Competitions can be so fierce someone might say they would give their left arm to win. An unfortunate accident almost made that saying come to life for a Colorado Springs barista.

"I had a bit of an accident while roasting my coffee for a competition that I was supposed to be in," said Eliza Lovett, a barista and roaster for Story Coffee Company in downtown Colorado Springs.

It was 10 days before the U.S. Barista Championship in Seattle, when Lovett was roasting her beans to use in the competition.

"The cooling tray has an arm that sweeps the beans around, so it makes it easy to look for defects. You'll occasionally reach your hand in there and grab one out, and that's exactly what I was doing, I was trying to be very meticulous of this coffee because I was using it in this competition," said Lovett. "I had a medical bracelet that got caught on one of those arms and it made a few rotations and that's how the injury happened."

It is much worse than it sounds.

"It sort of just looks like a 'Frankenarm,'" said Lovett. "Broke both bones in my forearm and severed all of the tendons on the top of my arm. Ripped a lot of that muscle. Had my radial and median nerve still intact, which is awesome, and arteries still intact. "Most of it, severed."

She said she didn't feel pain, only pressure. Her arm was put in a tourniquet and she was rushed to the hospital.

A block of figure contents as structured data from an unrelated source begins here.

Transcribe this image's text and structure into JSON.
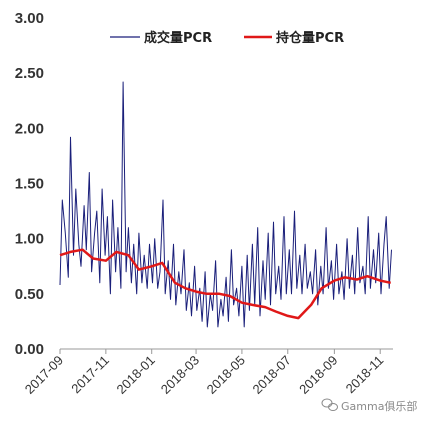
{
  "chart_data": {
    "type": "line",
    "ylim": [
      0,
      3
    ],
    "y_ticks": [
      "0.00",
      "0.50",
      "1.00",
      "1.50",
      "2.00",
      "2.50",
      "3.00"
    ],
    "x_range": [
      "2017-09-01",
      "2018-11-18"
    ],
    "x_ticks": [
      {
        "date": "2017-09-01",
        "label": "2017-09"
      },
      {
        "date": "2017-11-01",
        "label": "2017-11"
      },
      {
        "date": "2018-01-01",
        "label": "2018-01"
      },
      {
        "date": "2018-03-01",
        "label": "2018-03"
      },
      {
        "date": "2018-05-01",
        "label": "2018-05"
      },
      {
        "date": "2018-07-01",
        "label": "2018-07"
      },
      {
        "date": "2018-09-01",
        "label": "2018-09"
      },
      {
        "date": "2018-11-01",
        "label": "2018-11"
      }
    ],
    "legend_position": "top",
    "series": [
      {
        "name": "成交量PCR",
        "color": "#1a1f7a",
        "x": [
          "2017-09-01",
          "2017-09-04",
          "2017-09-08",
          "2017-09-12",
          "2017-09-15",
          "2017-09-19",
          "2017-09-22",
          "2017-09-26",
          "2017-09-29",
          "2017-10-03",
          "2017-10-06",
          "2017-10-10",
          "2017-10-13",
          "2017-10-17",
          "2017-10-20",
          "2017-10-24",
          "2017-10-27",
          "2017-10-31",
          "2017-11-03",
          "2017-11-07",
          "2017-11-10",
          "2017-11-14",
          "2017-11-17",
          "2017-11-21",
          "2017-11-24",
          "2017-11-28",
          "2017-12-01",
          "2017-12-05",
          "2017-12-08",
          "2017-12-12",
          "2017-12-15",
          "2017-12-19",
          "2017-12-22",
          "2017-12-26",
          "2017-12-29",
          "2018-01-02",
          "2018-01-05",
          "2018-01-09",
          "2018-01-12",
          "2018-01-16",
          "2018-01-19",
          "2018-01-23",
          "2018-01-26",
          "2018-01-30",
          "2018-02-02",
          "2018-02-06",
          "2018-02-09",
          "2018-02-13",
          "2018-02-16",
          "2018-02-20",
          "2018-02-23",
          "2018-02-27",
          "2018-03-02",
          "2018-03-06",
          "2018-03-09",
          "2018-03-13",
          "2018-03-16",
          "2018-03-20",
          "2018-03-23",
          "2018-03-27",
          "2018-03-30",
          "2018-04-03",
          "2018-04-06",
          "2018-04-10",
          "2018-04-13",
          "2018-04-17",
          "2018-04-20",
          "2018-04-24",
          "2018-04-27",
          "2018-05-01",
          "2018-05-04",
          "2018-05-08",
          "2018-05-11",
          "2018-05-15",
          "2018-05-18",
          "2018-05-22",
          "2018-05-25",
          "2018-05-29",
          "2018-06-01",
          "2018-06-05",
          "2018-06-08",
          "2018-06-12",
          "2018-06-15",
          "2018-06-19",
          "2018-06-22",
          "2018-06-26",
          "2018-06-29",
          "2018-07-03",
          "2018-07-06",
          "2018-07-10",
          "2018-07-13",
          "2018-07-17",
          "2018-07-20",
          "2018-07-24",
          "2018-07-27",
          "2018-07-31",
          "2018-08-03",
          "2018-08-07",
          "2018-08-10",
          "2018-08-14",
          "2018-08-17",
          "2018-08-21",
          "2018-08-24",
          "2018-08-28",
          "2018-08-31",
          "2018-09-04",
          "2018-09-07",
          "2018-09-11",
          "2018-09-14",
          "2018-09-18",
          "2018-09-21",
          "2018-09-25",
          "2018-09-28",
          "2018-10-02",
          "2018-10-05",
          "2018-10-09",
          "2018-10-12",
          "2018-10-16",
          "2018-10-19",
          "2018-10-23",
          "2018-10-26",
          "2018-10-30",
          "2018-11-02",
          "2018-11-06",
          "2018-11-09",
          "2018-11-13",
          "2018-11-16"
        ],
        "y": [
          0.58,
          1.35,
          1.05,
          0.65,
          1.92,
          0.85,
          1.45,
          0.95,
          0.75,
          1.3,
          0.9,
          1.6,
          0.7,
          1.05,
          1.25,
          0.6,
          1.45,
          0.85,
          1.2,
          0.5,
          1.35,
          0.7,
          1.1,
          0.55,
          2.42,
          0.7,
          1.1,
          0.6,
          0.95,
          0.5,
          1.05,
          0.6,
          0.85,
          0.55,
          0.95,
          0.6,
          1.0,
          0.55,
          0.7,
          1.35,
          0.5,
          0.8,
          0.45,
          0.95,
          0.4,
          0.7,
          0.5,
          0.9,
          0.35,
          0.6,
          0.3,
          0.75,
          0.35,
          0.55,
          0.25,
          0.7,
          0.2,
          0.5,
          0.35,
          0.8,
          0.2,
          0.45,
          0.3,
          0.65,
          0.25,
          0.9,
          0.4,
          0.55,
          0.3,
          0.75,
          0.2,
          0.85,
          0.35,
          0.95,
          0.4,
          1.1,
          0.3,
          0.8,
          0.45,
          1.05,
          0.4,
          1.15,
          0.5,
          0.75,
          0.45,
          1.2,
          0.5,
          0.9,
          0.5,
          1.25,
          0.55,
          0.85,
          0.5,
          0.95,
          0.55,
          0.7,
          0.5,
          0.9,
          0.4,
          0.75,
          0.5,
          1.1,
          0.55,
          0.8,
          0.45,
          0.95,
          0.5,
          0.7,
          0.45,
          1.0,
          0.55,
          0.85,
          0.5,
          1.1,
          0.6,
          0.75,
          0.5,
          1.2,
          0.55,
          0.9,
          0.6,
          1.05,
          0.5,
          0.95,
          1.2,
          0.55,
          0.9
        ]
      },
      {
        "name": "持仓量PCR",
        "color": "#e01818",
        "x": [
          "2017-09-01",
          "2017-09-15",
          "2017-10-01",
          "2017-10-15",
          "2017-11-01",
          "2017-11-15",
          "2017-12-01",
          "2017-12-15",
          "2018-01-01",
          "2018-01-15",
          "2018-02-01",
          "2018-02-15",
          "2018-03-01",
          "2018-03-15",
          "2018-04-01",
          "2018-04-15",
          "2018-05-01",
          "2018-05-15",
          "2018-06-01",
          "2018-06-15",
          "2018-07-01",
          "2018-07-15",
          "2018-08-01",
          "2018-08-15",
          "2018-09-01",
          "2018-09-15",
          "2018-10-01",
          "2018-10-15",
          "2018-11-01",
          "2018-11-15"
        ],
        "y": [
          0.85,
          0.88,
          0.9,
          0.82,
          0.8,
          0.88,
          0.85,
          0.72,
          0.75,
          0.78,
          0.6,
          0.55,
          0.52,
          0.5,
          0.5,
          0.48,
          0.42,
          0.4,
          0.38,
          0.34,
          0.3,
          0.28,
          0.4,
          0.55,
          0.62,
          0.65,
          0.63,
          0.66,
          0.62,
          0.6
        ]
      }
    ]
  },
  "legend": [
    {
      "label": "成交量PCR",
      "color": "#1a1f7a"
    },
    {
      "label": "持仓量PCR",
      "color": "#e01818"
    }
  ],
  "watermark": {
    "text": "Gamma俱乐部",
    "icon": "wechat-icon"
  }
}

"There was, sort of, talk amongst the trauma team of, 'do we take the tourniquet off or do we just airlift her up to Denver?" said Lovett. "They took it off and blood started flowing back into my arm. I started really feeling it because blood was rushing back in, the nerves were all starting to feel things again and I said some really not nice things. All of a sudden, my hand went from white to pink, and he was like, 'splint her, take her to the O.R.'"

After a handful of surgeries, her recovery is even more miraculous because of what her friends are doing to help.

"(My friend) Elizabeth was like, I know that Eliza has lots of flowers and people visiting her at the hospital, I want to do something that will actually mean something to her and help in the long term," said Lovett.

"I'm trying to bring in the money. I'm trying to bring in the money," said volunteer Barista Eric Nicol.

Nicol is part owner of Loyal Coffee, also in downtown Colorado Springs, but on Thursday he was volunteering his time at a competing coffee roaster.

"When it was first brought to me, my first response was, 'F' yeah," said Nicol, who didn't censor himself. "I definitely was like, 'absolutely, I would love to do that.'"

He's working for free, so Lovett doesn't miss a paycheck.

"I'm not going to have any lost wages because they're volunteering their time and I'm receiving all of the money and all of the tips that they make those days. It's like really, really beautiful. Thank you," said a teary-eyed Lovett.

She can concentrate on healing for almost two months. Visiting baristas have her shifts covered through the end of June.